Armageddon Time

Armageddon Time ★★★★½

Expectation enacts a violence on children that only draws more spiritual blood when suffered with blows dealt from the weapon of privilege. 

James Gray’s “Armageddon Time” has one of the most unexpected jump scares in cinema this season; a sudden appearance by Fred Trump, father of the one-day U.S President. Taking the podium at a prestigious prep school, he gives a speech assuring its khaki uniform-wearing prodigies of power that they will one day run the world. Like the long prophesied Armageddon, he foretells of a fate that we brought upon ourselves. 

Gray’s Queens-set coming of age drama begins in a familiar family setup that wouldn’t be uncommon to works of Neil Simon. Based on Grey’s own 80s-era childhood, the director moves with grace between a retrospective sentimentality that is at turns sorrowful, or sweetly nostalgic. The foundational moments of growing up are captured with elan by Gray; loss of grandparents, school rebellion, and the sacred bond of best friendship. 

But beneath these conventions, however tenderly they are filmed by Gray, is an undercurrent that makes “Armageddon” not just a period piece, but a political one that carries forward to times past its own. That is, a particularly American commentary on the preciousness of privilege. “Armageddon,” appropriate to its title, revolves around loss. With every part that is taken away from us; be it person, object or opportunity, there is an instinct to horde those that remain with even more desperate greed. 

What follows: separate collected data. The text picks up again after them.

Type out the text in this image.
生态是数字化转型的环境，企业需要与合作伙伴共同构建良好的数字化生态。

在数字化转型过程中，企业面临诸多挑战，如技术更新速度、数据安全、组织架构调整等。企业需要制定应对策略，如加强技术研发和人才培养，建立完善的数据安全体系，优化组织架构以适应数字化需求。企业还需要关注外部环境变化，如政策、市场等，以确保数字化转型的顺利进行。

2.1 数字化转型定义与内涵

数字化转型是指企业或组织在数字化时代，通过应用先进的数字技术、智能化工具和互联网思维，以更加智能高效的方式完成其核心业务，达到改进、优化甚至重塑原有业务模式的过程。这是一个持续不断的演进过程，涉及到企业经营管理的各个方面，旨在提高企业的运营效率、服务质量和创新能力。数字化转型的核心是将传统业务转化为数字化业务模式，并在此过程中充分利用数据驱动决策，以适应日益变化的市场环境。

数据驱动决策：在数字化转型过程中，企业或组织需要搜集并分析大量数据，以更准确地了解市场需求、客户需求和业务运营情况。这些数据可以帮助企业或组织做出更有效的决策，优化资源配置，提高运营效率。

And eventually, this accumulation of material and immaterial protections against forfeiture becomes wealth. And with it, the expectation that the greatest hedge of all, one’s children, will continue to guard and grow its sum. But, a child is not so easily shifted around as one’s financial assets. 

Where the most iconic work of cinematic childhood, François Truffaut’s “400 Blows,” centers around a rebellious boy who suffers from a lack of subsistence and love, “Armageddon” makes for a fascinating counterpoint. When, youthful rebellion is not a necessity sought out of class-derived desperation, but instead, purchased, with knowledge that it is impermanent, erasable, and therefore permissible. 

But a child of privilege is still that, a child, and sees assets mainly in the immediate calculation of what they can buy now, or get them out of, now. To the often violent repercussions wrought by their parents, they do not plan for the future.

Children of a certain means have no expectation except for — the meeting of their expectations. And this, becomes the psychological labor that they will carry; the ever expanding and weighty load of their parents’ materialism. It is what, over the course of their growing up, will keep their heads forced downwards, unable to see the Armageddon that is impending.